Prudential last year admitted it had provided poor service on its retirement accounts after it received multiple complaints from an adviser and just last week FTAdviser reported an adviser had been battling with the firm over the digitisation of its Isa for weeks.

Money makes the world go around

Tim Morris, an adviser at Russell and Co, said the decline in service was linked to the drive to cut costs, which he said was “not a problem” as long as the provider had “good online functionality” to back it up.

Several adviser platforms have faced a large number of complaints in recent years because of replatformings or tech upgrades that went wrong.

Scott Gallacher, director at Rowley Turton, agreed, saying advisers were “to some extent the architects of this decline” as good IFAs had helped drive down the charges on financial products.

He added: “As a result of declining charges — and presumably declining margins — providers have had to look to cut costs, and unfortunately administration and broker support is one of the ways they have done this.

“One of the issues is that without a dedicated broker rep, you’re dealing with a faceless admin team, who are not really rewarded for sorting your particular issue and instead are seeming happy to ‘follow procedures and timescales’, even if we feel these procedures and timescales are unacceptable.”

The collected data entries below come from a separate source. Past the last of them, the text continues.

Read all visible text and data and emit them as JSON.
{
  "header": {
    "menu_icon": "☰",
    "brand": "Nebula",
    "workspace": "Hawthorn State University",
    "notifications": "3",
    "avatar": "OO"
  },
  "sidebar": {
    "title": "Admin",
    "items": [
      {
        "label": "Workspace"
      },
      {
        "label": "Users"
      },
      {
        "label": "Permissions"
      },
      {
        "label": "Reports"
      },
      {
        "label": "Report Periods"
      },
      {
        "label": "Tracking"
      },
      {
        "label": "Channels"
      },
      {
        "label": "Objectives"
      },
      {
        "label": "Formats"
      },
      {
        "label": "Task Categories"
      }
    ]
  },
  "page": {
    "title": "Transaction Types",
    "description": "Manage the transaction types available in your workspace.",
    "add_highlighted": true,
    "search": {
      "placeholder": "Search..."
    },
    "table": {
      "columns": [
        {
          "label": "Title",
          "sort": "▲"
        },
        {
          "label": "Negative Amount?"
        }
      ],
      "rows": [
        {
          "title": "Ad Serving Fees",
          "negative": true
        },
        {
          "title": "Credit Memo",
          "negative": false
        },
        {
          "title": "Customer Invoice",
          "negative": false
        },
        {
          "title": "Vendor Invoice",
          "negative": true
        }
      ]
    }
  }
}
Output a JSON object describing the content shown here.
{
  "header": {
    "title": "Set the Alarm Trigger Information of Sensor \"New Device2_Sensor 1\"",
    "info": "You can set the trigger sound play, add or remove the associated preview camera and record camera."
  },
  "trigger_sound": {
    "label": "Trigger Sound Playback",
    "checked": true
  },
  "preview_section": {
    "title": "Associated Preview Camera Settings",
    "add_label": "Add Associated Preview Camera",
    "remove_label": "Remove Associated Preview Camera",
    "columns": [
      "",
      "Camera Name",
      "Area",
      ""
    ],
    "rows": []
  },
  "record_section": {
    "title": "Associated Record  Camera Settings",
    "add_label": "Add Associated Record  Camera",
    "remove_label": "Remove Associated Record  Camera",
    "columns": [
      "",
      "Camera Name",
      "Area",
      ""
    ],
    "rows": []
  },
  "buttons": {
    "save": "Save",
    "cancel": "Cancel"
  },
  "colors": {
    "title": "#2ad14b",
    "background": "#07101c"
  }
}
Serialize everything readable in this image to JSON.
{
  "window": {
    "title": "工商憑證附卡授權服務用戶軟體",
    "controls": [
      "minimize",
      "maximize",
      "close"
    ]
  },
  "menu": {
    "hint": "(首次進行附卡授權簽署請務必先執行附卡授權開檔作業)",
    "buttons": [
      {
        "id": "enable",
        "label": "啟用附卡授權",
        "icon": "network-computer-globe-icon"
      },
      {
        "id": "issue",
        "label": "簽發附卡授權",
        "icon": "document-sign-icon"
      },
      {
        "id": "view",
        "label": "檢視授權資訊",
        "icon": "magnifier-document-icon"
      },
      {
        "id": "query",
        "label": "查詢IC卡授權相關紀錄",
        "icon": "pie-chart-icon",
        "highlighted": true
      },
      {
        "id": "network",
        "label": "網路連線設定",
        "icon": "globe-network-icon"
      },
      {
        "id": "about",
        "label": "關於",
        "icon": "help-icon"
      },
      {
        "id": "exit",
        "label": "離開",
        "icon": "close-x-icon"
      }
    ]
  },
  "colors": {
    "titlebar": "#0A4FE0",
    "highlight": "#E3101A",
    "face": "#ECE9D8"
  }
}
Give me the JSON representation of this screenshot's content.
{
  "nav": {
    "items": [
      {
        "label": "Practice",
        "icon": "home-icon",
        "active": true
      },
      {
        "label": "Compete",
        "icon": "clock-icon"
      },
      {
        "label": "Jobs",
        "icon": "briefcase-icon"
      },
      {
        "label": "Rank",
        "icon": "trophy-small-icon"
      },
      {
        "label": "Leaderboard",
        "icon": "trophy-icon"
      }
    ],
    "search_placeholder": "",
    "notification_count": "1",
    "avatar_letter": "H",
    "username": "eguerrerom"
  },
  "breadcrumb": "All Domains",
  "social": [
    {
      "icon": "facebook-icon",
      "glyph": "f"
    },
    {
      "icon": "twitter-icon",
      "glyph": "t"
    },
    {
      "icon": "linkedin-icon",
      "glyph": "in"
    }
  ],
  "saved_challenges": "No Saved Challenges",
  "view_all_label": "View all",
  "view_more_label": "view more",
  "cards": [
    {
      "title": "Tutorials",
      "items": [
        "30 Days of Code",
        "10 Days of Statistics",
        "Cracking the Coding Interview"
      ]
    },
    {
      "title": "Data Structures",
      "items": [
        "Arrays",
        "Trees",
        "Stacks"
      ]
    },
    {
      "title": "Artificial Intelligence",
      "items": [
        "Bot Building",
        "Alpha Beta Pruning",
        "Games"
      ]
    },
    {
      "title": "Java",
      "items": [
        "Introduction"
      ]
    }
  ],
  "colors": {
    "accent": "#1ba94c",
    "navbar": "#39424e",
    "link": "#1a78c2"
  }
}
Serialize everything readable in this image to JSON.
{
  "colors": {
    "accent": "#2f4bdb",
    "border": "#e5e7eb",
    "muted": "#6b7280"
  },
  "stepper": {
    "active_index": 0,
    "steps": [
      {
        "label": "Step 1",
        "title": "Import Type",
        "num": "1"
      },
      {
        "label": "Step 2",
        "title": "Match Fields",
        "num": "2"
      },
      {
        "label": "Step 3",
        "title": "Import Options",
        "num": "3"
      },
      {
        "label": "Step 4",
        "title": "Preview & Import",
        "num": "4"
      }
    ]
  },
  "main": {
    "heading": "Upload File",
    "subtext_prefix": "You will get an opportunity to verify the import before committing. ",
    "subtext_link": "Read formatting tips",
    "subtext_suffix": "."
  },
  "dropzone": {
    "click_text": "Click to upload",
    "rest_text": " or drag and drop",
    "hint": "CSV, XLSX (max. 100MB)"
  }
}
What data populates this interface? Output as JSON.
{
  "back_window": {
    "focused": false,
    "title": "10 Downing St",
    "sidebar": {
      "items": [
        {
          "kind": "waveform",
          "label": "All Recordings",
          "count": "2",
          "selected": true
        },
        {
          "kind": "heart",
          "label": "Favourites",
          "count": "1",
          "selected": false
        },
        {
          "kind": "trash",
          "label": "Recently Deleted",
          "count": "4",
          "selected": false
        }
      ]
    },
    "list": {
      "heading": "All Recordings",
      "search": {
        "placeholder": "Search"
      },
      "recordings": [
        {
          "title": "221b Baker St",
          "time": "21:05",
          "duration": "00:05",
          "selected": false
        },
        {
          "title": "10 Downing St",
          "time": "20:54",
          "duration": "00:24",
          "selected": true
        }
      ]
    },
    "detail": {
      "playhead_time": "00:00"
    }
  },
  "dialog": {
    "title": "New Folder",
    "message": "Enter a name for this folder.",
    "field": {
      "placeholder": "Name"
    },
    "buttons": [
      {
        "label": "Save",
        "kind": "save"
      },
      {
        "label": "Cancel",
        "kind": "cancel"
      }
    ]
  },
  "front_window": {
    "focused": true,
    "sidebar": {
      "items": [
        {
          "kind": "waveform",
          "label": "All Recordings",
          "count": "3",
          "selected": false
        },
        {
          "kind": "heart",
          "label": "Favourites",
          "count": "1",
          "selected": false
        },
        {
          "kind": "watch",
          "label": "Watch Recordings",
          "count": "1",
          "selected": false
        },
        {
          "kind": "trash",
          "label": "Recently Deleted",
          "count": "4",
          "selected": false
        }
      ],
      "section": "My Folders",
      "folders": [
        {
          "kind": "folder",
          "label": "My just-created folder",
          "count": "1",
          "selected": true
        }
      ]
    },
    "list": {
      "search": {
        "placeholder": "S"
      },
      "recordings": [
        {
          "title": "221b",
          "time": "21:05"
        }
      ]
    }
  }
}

Mr Gibson said it was a battle to get information from certain providers as call centre staff had insufficient knowledge of products, and that while he tried to manage client expectations, the time spent on queries was understandably frustrating for them.

Tech revolution

Providers acknowledged there had been a fall in the number of sales people who advisers could contact if something went wrong. But they attributed this to the “digital revolution”, rather than to cost cutting.

An Aviva spokesperson said: “Widespread access to technology and advances in what we can individually do with technology has changed the way we all interact with providers across all industries.

“Consequently, the way customer service is offered has also changed — we all experience this in every aspect of daily life, whether professional or personal.

“The ability to self-serve can often be a much more efficient way of transacting than we used to see. It is also true that it has inevitably led to rebalancing of support systems as providers review where most resources are needed to support the ways of working we are all now used to.

“Where problems do occur, we always strive to provide a timely response and keep advisers informed of progress.”

Tom Dunbar, distribution director at Royal London Intermediary, said the current coronavirus pandemic had accelerated some providers’ push towards technology.

He said: “There has been a gradual trend across the industry to cut back on sales people and in particular in face-to-face sales people.

“However, at Royal London we are passionate about the value of face-to-face sales support. Most advisers service their clients on a face-to-face basis, and we believe advisers deserve similar service levels from the providers they recommend.

“Covid-19 creates an opportunity for advisers and providers to embrace technology. It has been fantastic to see advisers use new technologies to conduct remote client reviews, but also not unexpected given how advisers have successfully adapted to change over many decades.”

Not all doom and gloom

But some advisers were more positive on their experiences with providers, noting that while some aspects of the adviser-provider relationship had declined, there were providers out there with good service.

Darren Cooke, financial planner at Red Circle Financial Planning, said: “There are still plenty of broker reps out there and most of the larger providers certainly have them. I have certainly found them helpful over the last couple of weeks.”

Alan Chan, director at IFS Wealth and Pensions, disagreed with the fact that providers’ service had declined at all.

He said: “We’ve generally had good service from providers, and where things do go wrong we would take that up with the relevant team and it normally gets resolved quickly.

“It can paint us in a bad light if certain transactions can’t be sorted efficiently with the provider, but the providers we work with in the main are efficient and accountable.”